Longue de 150 mètres, l’arche en bois et au pont couvert a émergé petit à petit d’un chantier naval désaffecté, installé le long de la rivière Merwede, à Dordrecht, dans le sud des Pays-Bas.
« Nous voulons parler de Dieu aux gens, explique Johan Huibers, âgé de 52 ans. Nous voulions construire quelque chose pour expliquer concrètement la Bible. »
Le bateau, construit par une cinquantaine de personnes, salariés et bénévoles, est aux dimensions exactes de celui évoqué dans l’Ancien testament : 300 coudées de long, 30 de haut et 50 de large, à raison de 50 centimètres la coudée. « Le bois, c’est du pin de Suède, ce qui se rapproche le plus du bois résineux que Dieu demanda à Noé d’utiliser », souligne Johan Huibers. Quelque 1 600 animaux en plastique, grandeur nature et importés des Philippines, embarqueront bientôt à bord du navire qui pèse environ 3 000 tonnes. Le « musée de la Bible » devrait ouvrir ses portes d’ici à la fin de l’année. Une copie de la chambre à coucher de Noé sera installée sur le navire, ainsi qu’une salle de théâtre, un restaurant et des salles de conférence pouvant accueillir jusqu’à 1 500 personnes. Une meule de pierre moudra de la farine pour faire du « pain biblique ». Sur les parois de la cale, des fresques murales retracent l’histoire de l’arche et d’autres passages de l’Ancien testament.

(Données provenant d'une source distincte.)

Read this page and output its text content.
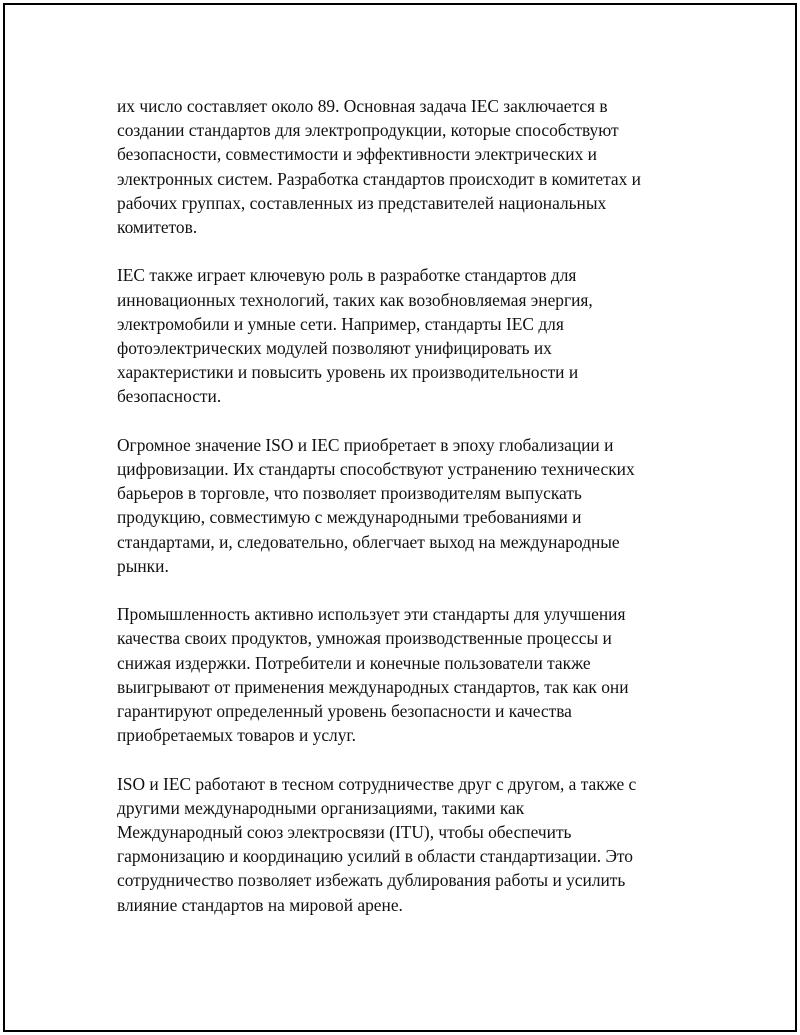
их число составляет около 89. Основная задача IEC заключается в
создании стандартов для электропродукции, которые способствуют
безопасности, совместимости и эффективности электрических и
электронных систем. Разработка стандартов происходит в комитетах и
рабочих группах, составленных из представителей национальных
комитетов.

IEC также играет ключевую роль в разработке стандартов для
инновационных технологий, таких как возобновляемая энергия,
электромобили и умные сети. Например, стандарты IEC для
фотоэлектрических модулей позволяют унифицировать их
характеристики и повысить уровень их производительности и
безопасности.

Огромное значение ISO и IEC приобретает в эпоху глобализации и
цифровизации. Их стандарты способствуют устранению технических
барьеров в торговле, что позволяет производителям выпускать
продукцию, совместимую с международными требованиями и
стандартами, и, следовательно, облегчает выход на международные
рынки.

Промышленность активно использует эти стандарты для улучшения
качества своих продуктов, умножая производственные процессы и
снижая издержки. Потребители и конечные пользователи также
выигрывают от применения международных стандартов, так как они
гарантируют определенный уровень безопасности и качества
приобретаемых товаров и услуг.

ISO и IEC работают в тесном сотрудничестве друг с другом, а также с
другими международными организациями, такими как
Международный союз электросвязи (ITU), чтобы обеспечить
гармонизацию и координацию усилий в области стандартизации. Это
сотрудничество позволяет избежать дублирования работы и усилить
влияние стандартов на мировой арене.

L’idée a germé en 1992 d’un cauchemar de Johan Huibers au cours duquel les Pays-Bas étaient engloutis par la mer du Nord. « Le lendemain, j’achetais un livre sur l’arche de Noé et ce soir-là, assis dans le canapé avec mes enfants, je l’ai lu et j’ai dit : “Voilà ce que nous allons faire” ». Johan Huibers construisit en 1992 une première arche, longue de 70 mètres, qu’il a utilisée pour promener les touristes sur les canaux néerlandais. Les bénéfices engrangés lui ont permis de lancer le chantier de l’arche actuelle. L’homme d’affaires dit avoir emprunté 3 millions d’euros à la banque, bénéficié d’un prêt de 500 euros par an de l’église de sa commune et avoir reçu « un don de 100 euros » de sa mère âgée de 93 ans.
Traverser la Manche
« Au début, j’ai trouvé le projet de mon père un peu étrange, mais maintenant je trouve ça vraiment super », dit Roy, le fils de Johan Huibers, âgé de 23 ans, qui travaille à temps plein sur le bateau. D’autres, comme Dennis Langeveld, âgé de 30 ans, ouvrier sur un chantier voisin, sont moins convaincus. « Il doit faire ce qu’il a à faire, dit-il, peut-être sait-il quelque chose que nous ignorons. »
À court terme en tout cas, Johan Huibers envisage de faire traverser la Manche à son arche, en la remorquant ensuite comme une barge sur la Tamise, jusqu’à Londres, où elle serait amarrée durant les Jeux olympiques de 2012, « pour parler de Dieu aux gens ». L’arche a déjà fait sans encombre le voyage jusqu’au port de Rotterdam, distant d’une vingtaine de kilomètres. Son propriétaire est persuadé qu’elle peut franchir la mer. « J’ai toujours été un rêveur », dit-il.